- Si tu te fais tatouer, je le fais aussi
- Tu te dégonfles pas !
- Mais non...
- Il faut qu'on trouve un bon tatoueur
- Il y en a dans Greenwich...
Un coup de yellow Cab et nous nous retrouvons Downtown. On est à Greenwich sur la 7e rue. Il s'agit d'un quartier séduisant, calme proche de la NYU. Il y a beaucoup d'étudiants, de bars, de sex shops, et de boutiques de tattoos. Ces dernières sont souvent signalées par des néons rouges explicites. La pression commence à monter. Je ne me ferai jamais tatouer une tête de mort avec des vers qui lui sortent du nez! Pas possible. "Hi guys, may I help you". Nous répondons gentiment à la serveuse que nous ne sommes pas intéressés et repartons dans notre quête du bon motif.
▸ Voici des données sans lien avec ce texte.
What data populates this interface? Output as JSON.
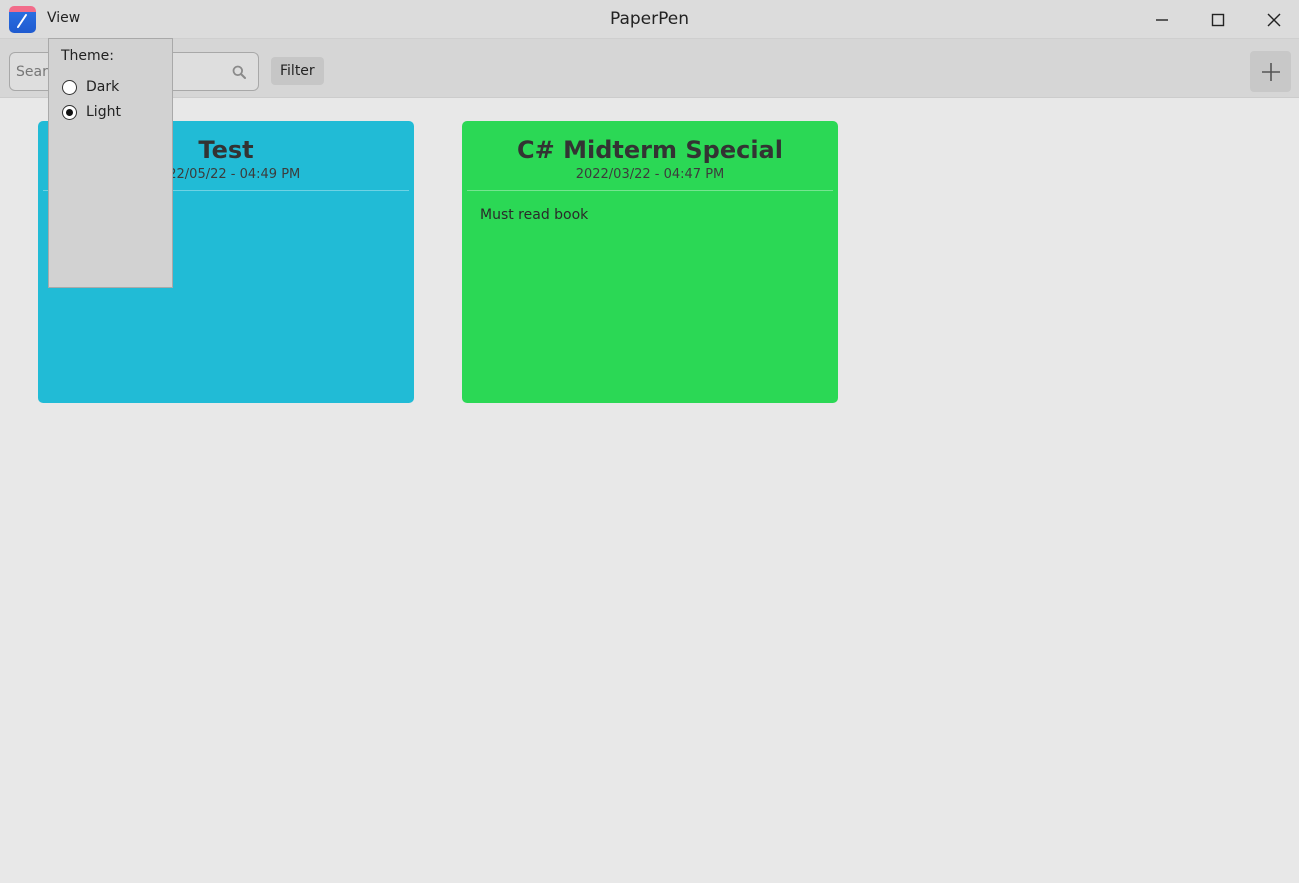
{
  "window": {
    "app_name": "PaperPen",
    "menu_view_label": "View",
    "controls": [
      "minimize-icon",
      "maximize-icon",
      "close-icon"
    ]
  },
  "toolbar": {
    "search_placeholder": "Search",
    "filter_label": "Filter",
    "add_icon": "plus-icon"
  },
  "theme_menu": {
    "label": "Theme:",
    "options": [
      {
        "label": "Dark",
        "selected": false
      },
      {
        "label": "Light",
        "selected": true
      }
    ]
  },
  "notes": [
    {
      "title": "Test",
      "date": "2022/05/22 - 04:49 PM",
      "body": "",
      "color": "#21bbd6"
    },
    {
      "title": "C# Midterm Special",
      "date": "2022/03/22 - 04:47 PM",
      "body": "Must read book",
      "color": "#2bd855"
    }
  ],
  "colors": {
    "background": "#e8e8e8",
    "titlebar": "#dcdcdc",
    "toolbar": "#d6d6d6"
  }
}
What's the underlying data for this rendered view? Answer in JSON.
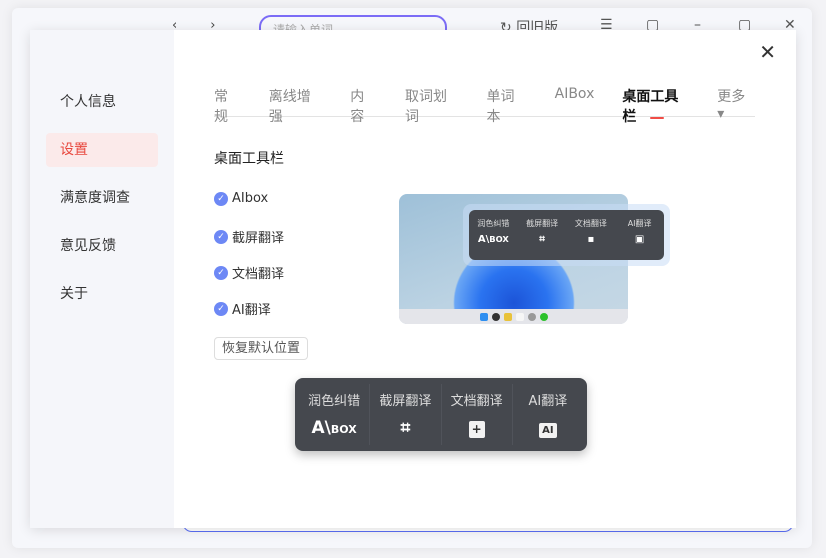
{
  "background_app": {
    "search_placeholder": "请输入单词",
    "old_version": "回旧版"
  },
  "dialog": {
    "close": "✕"
  },
  "sidebar": {
    "items": [
      {
        "label": "个人信息"
      },
      {
        "label": "设置"
      },
      {
        "label": "满意度调查"
      },
      {
        "label": "意见反馈"
      },
      {
        "label": "关于"
      }
    ],
    "active": "设置"
  },
  "tabs": [
    {
      "label": "常规"
    },
    {
      "label": "离线增强"
    },
    {
      "label": "内容"
    },
    {
      "label": "取词划词"
    },
    {
      "label": "单词本"
    },
    {
      "label": "AIBox"
    },
    {
      "label": "桌面工具栏"
    },
    {
      "label": "更多 ▾"
    }
  ],
  "section_title": "桌面工具栏",
  "checkboxes": [
    {
      "label": "AIbox",
      "checked": true
    },
    {
      "label": "截屏翻译",
      "checked": true
    },
    {
      "label": "文档翻译",
      "checked": true
    },
    {
      "label": "AI翻译",
      "checked": true
    }
  ],
  "reset_button": "恢复默认位置",
  "toolbar": [
    {
      "label": "润色纠错",
      "icon": "A\\BOX"
    },
    {
      "label": "截屏翻译",
      "icon": "⌗"
    },
    {
      "label": "文档翻译",
      "icon": "+"
    },
    {
      "label": "AI翻译",
      "icon": "AI"
    }
  ]
}
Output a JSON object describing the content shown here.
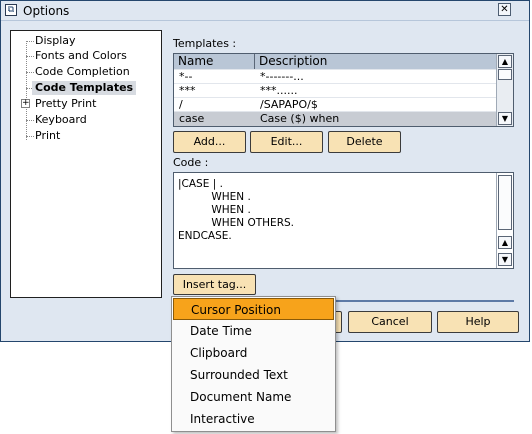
{
  "window": {
    "title": "Options",
    "close_glyph": "✕"
  },
  "tree": {
    "items": [
      {
        "label": "Display"
      },
      {
        "label": "Fonts and Colors"
      },
      {
        "label": "Code Completion"
      },
      {
        "label": "Code Templates",
        "selected": true
      },
      {
        "label": "Pretty Print",
        "expandable": true,
        "expander_glyph": "+"
      },
      {
        "label": "Keyboard"
      },
      {
        "label": "Print"
      }
    ]
  },
  "templates": {
    "label": "Templates :",
    "columns": [
      "Name",
      "Description"
    ],
    "rows": [
      {
        "name": "*--",
        "description": "*-------..."
      },
      {
        "name": "***",
        "description": "***......"
      },
      {
        "name": "/",
        "description": "/SAPAPO/$"
      },
      {
        "name": "case",
        "description": "Case ($) when",
        "selected": true
      }
    ]
  },
  "buttons": {
    "add": "Add...",
    "edit": "Edit...",
    "delete": "Delete"
  },
  "code": {
    "label": "Code :",
    "lines": [
      "|CASE | .",
      "          WHEN .",
      "          WHEN .",
      "          WHEN OTHERS.",
      "ENDCASE."
    ]
  },
  "insert_tag": {
    "label": "Insert tag..."
  },
  "dialog_buttons": {
    "cancel": "Cancel",
    "help": "Help"
  },
  "dropdown": {
    "items": [
      {
        "label": "Cursor Position",
        "selected": true
      },
      {
        "label": "Date Time"
      },
      {
        "label": "Clipboard"
      },
      {
        "label": "Surrounded Text"
      },
      {
        "label": "Document Name"
      },
      {
        "label": "Interactive"
      }
    ]
  },
  "scroll": {
    "up_glyph": "▲",
    "down_glyph": "▼"
  },
  "colors": {
    "accent": "#f7a31b",
    "button": "#f8e2b4",
    "dialog_bg": "#dfe7f1"
  }
}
Trois boutiques et plusieurs dizaines de planches plus loin nous entrons dans un nouveau salon. On entend du rap dans la boutique, c'est motivant. Les catalogues sont épais, il y a beaucoup plus de choix,on tourne les pages et nous nous choisissons des motifs tribaux. Nous sommes des débutants en tatouage... Nous faisons en quelques minutes un choix qui selon les vrais passionnés se prépare en plusieurs mois. Nous n'y connaissons rien mais on s'en fout... Pour moi, ça sera entre les omoplates et pour Simon sur l'épaule droite. Putain on a 15 ans... Je tremble un peu, m'approche du comptoir avec le motif. C'est parti !
Simon passe en premier.
- How much time does it take ?
- For life man.
Ca doit durer 20 minutes. Simon demande s'il est possible d'appliquer un peu de lisocaïne sur la zone où l'aiguille va injecter l'encre sous la peau. "No guy, that's not how we do. You'll never find anybody in the world doing this. You got to feel your tatt'". On appréhende la douleur. Le cérémonial commence. Le tatoueur, s'appelle Juan, il nous montre son travail. Il veut nous rassurer, il a déjà fait des trucs bien plus compliqués. C'est vrai, on regarde son book. On scotche sur l'épaule d'un type marqué d'un nom féminin. Il devait vraiment croire que l'amour dure toujours. Simon s'assoit dans le fauteuil. Un gros fauteuil noir, en skai déchiré. Tout est stérile, Juan est fier de nous préciser que son magasin est safe en déchirant les emballages d'aiguilles. Il fait une copie du modèle choisi. Applique une espèce de décalcomanie sur la zone à tatouer. Il prépare la vaseline et branche le dermographe. On risque une dernière question :"Est-ce que ça fait mal ?". Juan sourit, et nous répond que ça fait un peu mal mais rien de bien terrible.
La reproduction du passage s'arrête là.